Why RAW and why REAL?

When thinking about what to title my blog, I knew I wanted to talk about raw food because I know it's so vital to health, but I also knew I didn't want to label myself any particular type of "raw" because there's enough hair-splitting in the raw food world as it is.

I also wanted to keep it real. Raw food for real people. How do we eat healthfully in today's modern world?

 And I wanted people to eat REAL food. From the ground and not from a box or a jar.

We keep it raw because the sun has already cooked our food for us. On a hot day, you can literally cook an egg on your driveway. When fruits and vegetables are ripening on the vine or tree, they are being heated by the sun's rays to just the right state for our consumption.

The sun's energy is trapped in those foods to provide the raw materials for combustion inside of our bodies to be used as fuel. When we cook our food, the food reaches combustion outside of our bodies and thus is no different than putting ashes inside of a campfire circle and expecting to get a fire from it. We wouldn't do that, but instead we would use the fresh, raw wood that creates combustion when it is lit.

Same with our bodies. Raw food has all the nutrients we need. Some vitamins are heat sensitive and are destroyed while cooking. Cooking also deranges DNA in food and thus in our bodies. What happens to your hand when you hold it over a flame? You get burned, right? If it's a surface burn, and not too many cells are destroyed, the DNA within the body uses proteins to recreate new replacement cells to repair the hand.

However, if the burn is deep and severe enough then cell replication cannot take place and there is a permanent wound and scar.

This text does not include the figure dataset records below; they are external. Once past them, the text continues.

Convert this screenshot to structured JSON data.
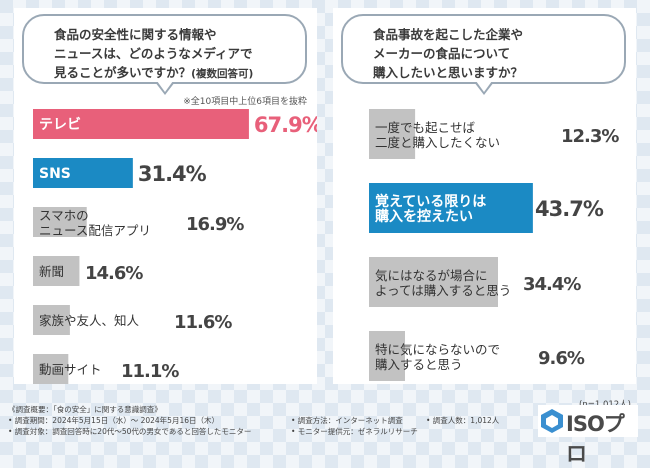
{
  "left": {
    "question_lines": [
      "食品の安全性に関する情報や",
      "ニュースは、どのようなメディアで",
      "見ることが多いですか？"
    ],
    "question_note": "(複数回答可)",
    "subnote": "※全10項目中上位6項目を抜粋"
  },
  "right": {
    "question_lines": [
      "食品事故を起こした企業や",
      "メーカーの食品について",
      "購入したいと思いますか？"
    ],
    "n_note": "(n=1,012人)"
  },
  "footer": {
    "lines": [
      "《調査概要：「食の安全」に関する意識調査》",
      "• 調査期間：2024年5月15日（水）～ 2024年5月16日（木）",
      "• 調査対象：調査回答時に20代～50代の男女であると回答したモニター",
      "• 調査方法：インターネット調査",
      "• 調査人数：1,012人",
      "• モニター提供元：ゼネラルリサーチ"
    ]
  },
  "logo": {
    "text": "ISOプロ",
    "icon": "hexagon-logo-icon"
  },
  "colors": {
    "pink": "#e8607a",
    "blue": "#1b8ac4",
    "gray": "#c2c2c2",
    "label_light": "#ffffff",
    "label_dark": "#333333"
  },
  "chart_data": [
    {
      "type": "bar",
      "orientation": "horizontal",
      "categories": [
        "テレビ",
        "SNS",
        "スマホの\nニュース配信アプリ",
        "新聞",
        "家族や友人、知人",
        "動画サイト"
      ],
      "values": [
        67.9,
        31.4,
        16.9,
        14.6,
        11.6,
        11.1
      ],
      "value_labels": [
        "67.9%",
        "31.4%",
        "16.9%",
        "14.6%",
        "11.6%",
        "11.1%"
      ],
      "highlight": [
        "pink",
        "blue",
        "gray",
        "gray",
        "gray",
        "gray"
      ],
      "unit": "%"
    },
    {
      "type": "bar",
      "orientation": "horizontal",
      "categories": [
        "一度でも起こせば\n二度と購入したくない",
        "覚えている限りは\n購入を控えたい",
        "気にはなるが場合に\nよっては購入すると思う",
        "特に気にならないので\n購入すると思う"
      ],
      "values": [
        12.3,
        43.7,
        34.4,
        9.6
      ],
      "value_labels": [
        "12.3%",
        "43.7%",
        "34.4%",
        "9.6%"
      ],
      "highlight": [
        "gray",
        "blue",
        "gray",
        "gray"
      ],
      "unit": "%"
    }
  ]
}
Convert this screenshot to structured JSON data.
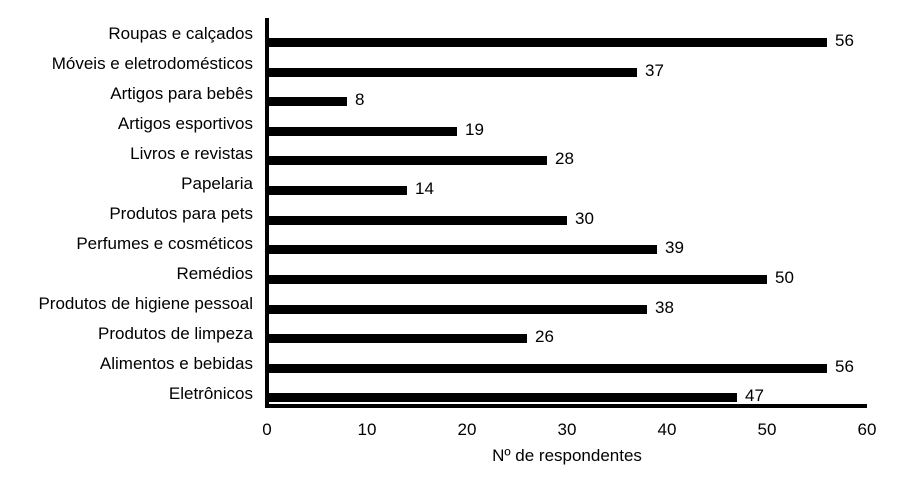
{
  "chart_data": {
    "type": "bar",
    "orientation": "horizontal",
    "title": "",
    "xlabel": "Nº de respondentes",
    "ylabel": "",
    "categories": [
      "Roupas e calçados",
      "Móveis e eletrodomésticos",
      "Artigos para bebês",
      "Artigos esportivos",
      "Livros e revistas",
      "Papelaria",
      "Produtos para pets",
      "Perfumes e cosméticos",
      "Remédios",
      "Produtos de higiene pessoal",
      "Produtos de limpeza",
      "Alimentos e bebidas",
      "Eletrônicos"
    ],
    "values": [
      56,
      37,
      8,
      19,
      28,
      14,
      30,
      39,
      50,
      38,
      26,
      56,
      47
    ],
    "xlim": [
      0,
      60
    ],
    "xticks": [
      0,
      10,
      20,
      30,
      40,
      50,
      60
    ],
    "grid": false,
    "legend": false,
    "value_labels_shown": true,
    "bar_color": "#000000",
    "axis_color": "#000000",
    "text_color": "#000000",
    "background_color": "#ffffff"
  }
}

The sun cooks our food to just the right temperature and no more. Our bodies do the rest.

Inside of a compost pile temperatures can reach over 100 degrees. We, too, have bacteria in our bodies that "composts" our food. We don't need to cook our food before we eat it. Our bodies cook it inside of us.

We keep it REAL by eating REAL food. The general public does not know what happens to real food during the refining process into fake food.

In the book "Twinkie, Deconstructed" the author takes each ingredient of a Twinkie, one by one, and explains how each ingredient is made. It is very eye-opening and actually disgusting. Some dyes to color our food  are actually made from bug bodies.When you know how your food is actually made, you would go raw overnight.

The other book I've been reading is "Fats that Heal--Fats that Kill". He makes the same point. Manufacturers actually use gasoline on seeds to break down the fibers to extract the oil. They also bleach the oil and do a bunch of other horrendous things to it which render it nutritionally void and tasteless, yet it now  has a long shelf life.

That's it in a nutshell folks: real food has very little shelf life and fake food lasts forever.

Has anyone seen the outtake of "Supersize Me" at the end of the DVD where they find a french fry from McDonald's under his car seat that's two years old and looks exactly the same as a freshly made one?

Long shelf life benefits the producer to minimize loss of inventory and not the consumer that puts it into their bodies and expects it to rebuild their health.

Real food is food that is ideally grown organically, from the soil and has nothing added to it and has not been altered in any way. Nor does it need to be because it tastes amazing as-is.

So, from here on out, let's keep it RAW and let's keep it REAL.

Straight talk, Awesome health. Real results.